Les survivants métis qui ont offert des témoignages à la Commission de vérité et réconciliation du Canada (CVR) se souviennent d’avoir été traités comme des marginaux lorsqu’ils fréquentaient les pensionnats indiens. Le rapport final de la CVR inclut des histoires de Métis victimes de discrimination:

« Les enfants métis sentaient aussi de la discrimination de la part des enfants des Premières Nations. Une mère a dit: "Mes enfants, ils n’aimaient pas l’école parce qu’ils étaient maltraités, probablement parce qu’ils étaient métis. On riait d’eux, des choses comme ça." Un élève a ressenti la même hostilité de la part des élèves inuits. «Ils s’arrangeaient pour qu’on sache qu’on n’était pas vraiment, véritablement des Inuks. En plus des cruautés mesquines infligées aux Métis pour être nés ainsi, il y avait l’évidence de l’illégitimité. » – Rapport final de la Commission de vérité et réconciliation, volume3, Pensionnats du Canada : L’expérience métisse, p. 59, McGill-Queens University Press.

Survivants métis des pensionnats indiens et des externats

Durant les années1980 et 1990, un nombre croissant de survivants se présentent avec des histoires de leurs expériences dans les pensionnats indiens. Par la suite, ils commencent à intenter des poursuites contre le gouvernement fédéral et les églises. Les survivants métis font partie de ces premiers mouvements. La Convention de règlement relative aux pensionnats indiens est limitée aux pensionnats financés par le gouvernement, et donc de nombreux Métis sont exclus du processus d’indemnisation. En conséquence, certains Métis se sont également sentis exclus des rassemblements et des processus de la CVR, qui ont eu lieu de 2008 à 2015.

Des survivants métis ont témoigné que leurs sentiments d’être traités comme des étrangers à la fois durant la CVR et pendant les processus d’indemnisation rappellent l’expérience d’être des marginaux dans les pensionnats indiens. Bien qu’ils se soient souvent sentis perdus ou moins visibles lors des processus, plusieurs survivants métis se sont tout de même présentés afin de fournir des témoignages à la CVR et de participer aux rassemblements régionaux et nationaux. Ils ont voulu s’assurer que les voix des Métis étaient entendues et que leurs expériences dans les pensionnats indiens seraient considérées lors des procédures de la CVR.

En 2009, les survivants des externats indiens fédéraux, un bon nombre d’entre eux étant métis, intentent un recours collectif pour obtenir une compensation pour les expériences qu’ils ont vécues dans les écoles.
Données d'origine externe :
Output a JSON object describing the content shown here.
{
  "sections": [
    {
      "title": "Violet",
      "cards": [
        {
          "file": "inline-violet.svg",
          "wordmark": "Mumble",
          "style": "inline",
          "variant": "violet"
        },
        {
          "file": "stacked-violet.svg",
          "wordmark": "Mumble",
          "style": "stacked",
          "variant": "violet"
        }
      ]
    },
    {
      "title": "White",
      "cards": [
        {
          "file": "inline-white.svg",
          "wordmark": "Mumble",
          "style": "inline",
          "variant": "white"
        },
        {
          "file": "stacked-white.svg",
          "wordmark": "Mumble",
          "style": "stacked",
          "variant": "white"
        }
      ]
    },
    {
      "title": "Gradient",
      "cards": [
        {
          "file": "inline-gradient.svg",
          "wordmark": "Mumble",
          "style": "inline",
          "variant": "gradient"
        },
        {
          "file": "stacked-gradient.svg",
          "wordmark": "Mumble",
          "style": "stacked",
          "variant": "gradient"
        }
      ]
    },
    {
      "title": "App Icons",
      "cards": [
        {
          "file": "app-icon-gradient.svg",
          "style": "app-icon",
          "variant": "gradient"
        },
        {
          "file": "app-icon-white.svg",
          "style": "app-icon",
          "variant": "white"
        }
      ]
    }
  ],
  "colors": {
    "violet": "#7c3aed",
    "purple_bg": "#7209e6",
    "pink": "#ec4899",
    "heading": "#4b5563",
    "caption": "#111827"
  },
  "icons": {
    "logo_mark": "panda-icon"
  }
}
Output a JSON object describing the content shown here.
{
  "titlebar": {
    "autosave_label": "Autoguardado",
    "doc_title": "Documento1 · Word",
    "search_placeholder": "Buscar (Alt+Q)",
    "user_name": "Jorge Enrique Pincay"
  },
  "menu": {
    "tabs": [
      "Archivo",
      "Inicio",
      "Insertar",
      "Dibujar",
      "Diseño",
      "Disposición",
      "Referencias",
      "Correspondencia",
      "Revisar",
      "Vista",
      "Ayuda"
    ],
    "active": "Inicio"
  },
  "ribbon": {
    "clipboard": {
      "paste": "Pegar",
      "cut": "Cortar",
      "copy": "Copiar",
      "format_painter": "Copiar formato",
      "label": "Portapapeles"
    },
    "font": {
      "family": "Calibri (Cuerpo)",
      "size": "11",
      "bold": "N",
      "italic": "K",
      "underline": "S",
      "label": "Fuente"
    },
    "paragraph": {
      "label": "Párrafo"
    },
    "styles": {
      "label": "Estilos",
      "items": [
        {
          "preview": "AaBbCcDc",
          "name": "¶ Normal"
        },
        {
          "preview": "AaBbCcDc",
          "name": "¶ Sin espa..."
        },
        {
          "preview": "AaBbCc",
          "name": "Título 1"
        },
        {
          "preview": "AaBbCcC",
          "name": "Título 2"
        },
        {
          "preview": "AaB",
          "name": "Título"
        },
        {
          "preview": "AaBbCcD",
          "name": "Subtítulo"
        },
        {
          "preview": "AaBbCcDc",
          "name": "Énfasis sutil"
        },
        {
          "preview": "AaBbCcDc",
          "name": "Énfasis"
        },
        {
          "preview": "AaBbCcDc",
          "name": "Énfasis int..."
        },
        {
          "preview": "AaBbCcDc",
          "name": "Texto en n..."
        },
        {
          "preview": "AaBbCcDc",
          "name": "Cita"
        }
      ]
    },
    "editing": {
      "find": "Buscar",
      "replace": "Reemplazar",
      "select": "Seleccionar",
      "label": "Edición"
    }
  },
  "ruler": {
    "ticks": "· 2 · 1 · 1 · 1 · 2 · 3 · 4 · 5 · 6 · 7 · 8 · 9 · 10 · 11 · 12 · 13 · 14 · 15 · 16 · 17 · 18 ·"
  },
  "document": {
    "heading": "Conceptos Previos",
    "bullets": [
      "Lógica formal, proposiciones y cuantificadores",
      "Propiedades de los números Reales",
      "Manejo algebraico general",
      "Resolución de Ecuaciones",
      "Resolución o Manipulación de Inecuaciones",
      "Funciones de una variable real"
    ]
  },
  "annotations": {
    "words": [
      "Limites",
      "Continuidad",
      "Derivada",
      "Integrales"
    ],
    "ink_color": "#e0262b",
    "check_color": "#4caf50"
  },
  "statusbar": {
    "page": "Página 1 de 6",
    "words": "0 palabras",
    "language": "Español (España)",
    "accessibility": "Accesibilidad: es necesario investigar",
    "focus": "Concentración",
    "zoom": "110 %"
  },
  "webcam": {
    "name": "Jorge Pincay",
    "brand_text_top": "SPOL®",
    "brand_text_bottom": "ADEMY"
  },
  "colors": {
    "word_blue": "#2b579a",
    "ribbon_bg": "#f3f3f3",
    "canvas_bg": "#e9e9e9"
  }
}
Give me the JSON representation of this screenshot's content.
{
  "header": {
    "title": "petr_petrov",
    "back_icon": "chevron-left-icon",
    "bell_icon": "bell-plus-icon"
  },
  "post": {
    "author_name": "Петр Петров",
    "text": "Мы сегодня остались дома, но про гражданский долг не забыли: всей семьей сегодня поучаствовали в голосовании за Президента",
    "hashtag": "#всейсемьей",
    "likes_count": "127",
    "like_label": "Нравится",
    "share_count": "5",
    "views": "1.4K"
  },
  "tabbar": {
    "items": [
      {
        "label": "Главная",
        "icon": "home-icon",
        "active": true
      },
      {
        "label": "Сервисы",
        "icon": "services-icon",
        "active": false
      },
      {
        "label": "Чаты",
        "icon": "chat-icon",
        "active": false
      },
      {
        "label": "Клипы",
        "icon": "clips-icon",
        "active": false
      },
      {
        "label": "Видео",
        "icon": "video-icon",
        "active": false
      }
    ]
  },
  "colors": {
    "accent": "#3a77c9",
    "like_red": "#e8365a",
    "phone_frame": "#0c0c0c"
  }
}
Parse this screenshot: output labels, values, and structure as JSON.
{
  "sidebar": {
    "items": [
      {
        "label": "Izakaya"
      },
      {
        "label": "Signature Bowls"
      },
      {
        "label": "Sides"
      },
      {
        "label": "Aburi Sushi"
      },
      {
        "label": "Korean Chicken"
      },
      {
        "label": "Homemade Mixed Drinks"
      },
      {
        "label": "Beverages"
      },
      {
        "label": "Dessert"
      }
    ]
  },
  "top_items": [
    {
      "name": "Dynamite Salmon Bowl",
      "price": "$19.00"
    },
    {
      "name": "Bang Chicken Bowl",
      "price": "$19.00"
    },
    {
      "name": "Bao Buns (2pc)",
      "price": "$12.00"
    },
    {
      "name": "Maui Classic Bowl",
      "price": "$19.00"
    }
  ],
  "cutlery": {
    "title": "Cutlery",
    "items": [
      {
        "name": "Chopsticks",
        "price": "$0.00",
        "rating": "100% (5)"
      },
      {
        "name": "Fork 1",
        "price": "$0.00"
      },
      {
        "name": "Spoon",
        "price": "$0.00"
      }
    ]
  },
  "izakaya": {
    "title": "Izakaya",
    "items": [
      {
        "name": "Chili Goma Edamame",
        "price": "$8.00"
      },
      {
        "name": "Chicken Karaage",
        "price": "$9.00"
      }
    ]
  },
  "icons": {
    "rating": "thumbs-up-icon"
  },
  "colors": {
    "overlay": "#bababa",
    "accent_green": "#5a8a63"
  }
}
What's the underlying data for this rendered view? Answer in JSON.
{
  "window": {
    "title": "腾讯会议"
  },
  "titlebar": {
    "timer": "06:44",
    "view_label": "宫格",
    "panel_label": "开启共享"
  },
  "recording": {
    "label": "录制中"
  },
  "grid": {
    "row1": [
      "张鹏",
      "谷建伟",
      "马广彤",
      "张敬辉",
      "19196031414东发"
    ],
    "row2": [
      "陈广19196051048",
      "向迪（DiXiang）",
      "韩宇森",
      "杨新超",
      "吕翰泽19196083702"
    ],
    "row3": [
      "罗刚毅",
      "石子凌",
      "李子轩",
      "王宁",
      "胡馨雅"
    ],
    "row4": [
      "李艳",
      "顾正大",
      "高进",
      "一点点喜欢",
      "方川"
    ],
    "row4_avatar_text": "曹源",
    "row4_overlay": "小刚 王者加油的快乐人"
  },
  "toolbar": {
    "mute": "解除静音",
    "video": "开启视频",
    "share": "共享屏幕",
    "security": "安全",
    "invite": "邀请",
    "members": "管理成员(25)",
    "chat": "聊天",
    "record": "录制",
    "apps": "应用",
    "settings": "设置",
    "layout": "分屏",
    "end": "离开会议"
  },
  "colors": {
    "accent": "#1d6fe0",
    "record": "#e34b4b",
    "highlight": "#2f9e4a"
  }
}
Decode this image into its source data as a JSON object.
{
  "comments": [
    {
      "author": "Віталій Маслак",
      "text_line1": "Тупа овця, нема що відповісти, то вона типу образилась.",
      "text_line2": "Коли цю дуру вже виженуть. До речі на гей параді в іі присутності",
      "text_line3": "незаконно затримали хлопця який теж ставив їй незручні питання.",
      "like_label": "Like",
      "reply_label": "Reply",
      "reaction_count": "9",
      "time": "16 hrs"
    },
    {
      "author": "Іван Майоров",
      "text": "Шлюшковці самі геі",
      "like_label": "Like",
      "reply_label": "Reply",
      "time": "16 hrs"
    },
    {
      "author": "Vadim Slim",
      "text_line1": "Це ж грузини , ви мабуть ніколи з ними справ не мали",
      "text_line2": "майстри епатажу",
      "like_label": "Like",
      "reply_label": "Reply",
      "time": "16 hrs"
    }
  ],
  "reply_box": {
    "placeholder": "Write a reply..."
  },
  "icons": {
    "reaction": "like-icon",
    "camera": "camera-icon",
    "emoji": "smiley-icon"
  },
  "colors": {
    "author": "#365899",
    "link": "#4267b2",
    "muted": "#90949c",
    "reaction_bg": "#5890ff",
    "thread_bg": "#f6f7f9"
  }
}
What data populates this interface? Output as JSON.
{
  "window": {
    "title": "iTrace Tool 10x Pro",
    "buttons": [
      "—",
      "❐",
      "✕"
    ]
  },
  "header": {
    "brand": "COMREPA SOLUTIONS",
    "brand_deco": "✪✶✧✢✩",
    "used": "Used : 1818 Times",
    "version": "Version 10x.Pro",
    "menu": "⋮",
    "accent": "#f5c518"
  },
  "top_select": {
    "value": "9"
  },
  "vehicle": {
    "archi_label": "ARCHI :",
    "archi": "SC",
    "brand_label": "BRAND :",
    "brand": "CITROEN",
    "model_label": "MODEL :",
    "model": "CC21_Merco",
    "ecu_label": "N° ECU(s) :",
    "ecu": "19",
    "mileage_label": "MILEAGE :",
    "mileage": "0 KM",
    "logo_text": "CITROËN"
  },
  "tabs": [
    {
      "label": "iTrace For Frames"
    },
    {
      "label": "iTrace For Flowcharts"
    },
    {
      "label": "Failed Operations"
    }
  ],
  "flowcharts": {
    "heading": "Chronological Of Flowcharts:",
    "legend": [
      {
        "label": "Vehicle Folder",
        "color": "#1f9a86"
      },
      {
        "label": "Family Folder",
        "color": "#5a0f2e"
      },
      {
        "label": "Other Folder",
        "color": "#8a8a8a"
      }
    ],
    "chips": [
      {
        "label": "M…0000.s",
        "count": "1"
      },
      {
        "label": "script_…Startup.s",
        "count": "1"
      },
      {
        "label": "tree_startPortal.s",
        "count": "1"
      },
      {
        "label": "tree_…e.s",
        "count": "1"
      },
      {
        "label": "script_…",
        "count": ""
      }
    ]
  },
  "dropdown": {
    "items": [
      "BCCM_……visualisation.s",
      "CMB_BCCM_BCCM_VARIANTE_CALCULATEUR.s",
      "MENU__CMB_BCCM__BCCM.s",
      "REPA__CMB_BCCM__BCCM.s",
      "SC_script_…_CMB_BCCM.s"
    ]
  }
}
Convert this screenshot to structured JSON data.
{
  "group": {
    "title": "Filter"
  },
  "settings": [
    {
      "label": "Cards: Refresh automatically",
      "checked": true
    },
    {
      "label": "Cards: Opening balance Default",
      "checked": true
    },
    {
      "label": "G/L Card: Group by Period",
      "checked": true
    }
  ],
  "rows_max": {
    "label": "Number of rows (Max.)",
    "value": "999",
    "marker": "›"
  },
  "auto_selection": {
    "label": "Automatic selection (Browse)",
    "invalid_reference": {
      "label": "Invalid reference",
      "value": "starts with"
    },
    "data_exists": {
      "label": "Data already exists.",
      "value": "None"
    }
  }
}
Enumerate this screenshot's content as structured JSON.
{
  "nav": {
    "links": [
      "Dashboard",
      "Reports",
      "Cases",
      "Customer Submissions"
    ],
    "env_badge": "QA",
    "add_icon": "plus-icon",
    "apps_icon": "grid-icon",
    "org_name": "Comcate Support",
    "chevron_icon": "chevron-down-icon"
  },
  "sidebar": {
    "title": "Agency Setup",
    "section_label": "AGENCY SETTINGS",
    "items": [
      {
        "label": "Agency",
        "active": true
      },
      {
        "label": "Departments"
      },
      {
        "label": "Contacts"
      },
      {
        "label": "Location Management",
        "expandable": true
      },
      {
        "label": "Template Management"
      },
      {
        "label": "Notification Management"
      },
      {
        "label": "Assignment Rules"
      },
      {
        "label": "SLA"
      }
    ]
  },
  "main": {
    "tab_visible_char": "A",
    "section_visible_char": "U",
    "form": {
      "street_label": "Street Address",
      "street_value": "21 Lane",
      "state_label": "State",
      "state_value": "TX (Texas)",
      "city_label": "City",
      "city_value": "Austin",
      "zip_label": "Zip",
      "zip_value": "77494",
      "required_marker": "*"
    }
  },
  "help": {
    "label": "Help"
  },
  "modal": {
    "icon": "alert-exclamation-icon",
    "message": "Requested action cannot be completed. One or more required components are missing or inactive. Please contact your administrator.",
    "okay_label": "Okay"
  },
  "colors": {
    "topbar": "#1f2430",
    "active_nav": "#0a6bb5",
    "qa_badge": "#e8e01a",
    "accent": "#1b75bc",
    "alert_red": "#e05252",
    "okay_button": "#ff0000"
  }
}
Bien que les survivants des externats pouvaient retourner à la maison tous les jours, ils vivent maintenant avec les répercussions et les problèmes causés par l’assimilation, par la suppression de la langue et les sévices qui étaient aussi présents dans ces externats que dans les pensionnats. En 2019, le gouvernement annonce un règlement. En janvier 2020, plus d’une décennie après le lancement de la poursuite, les survivants des externats ont finalement pu commencer à demander une indemnisation.

Héritage

Les oubliés: L’expérience des Métis dans les pensionnats, une exposition créée par la Fondation autochtone de l’espoir, et lancée en mars 2014. Elle explore l’identité métisse, l’expérience métisse dans les pensionnats indiens ainsi que la réhabilitation culturelle et la guérison. Elle offre une voix aux expériences de nombreux enfants métis qui ont été forcés de fréquenter les pensionnats indiens.

Malgré les nombreux systèmes de colonialisme, incluant le système des pensionnats indiens, les communautés métisses ont largement été en mesure de maintenir et de raviver leurs systèmes d’éducation, leurs langues et leurs connaissances et histoires traditionnelles. Les survivants métis, les Aînés et les enseignants de la communauté sont des chefs de file dans le partage de leurs histoires, dans l’édification de l’histoire et dans la résistance au contrôle colonial.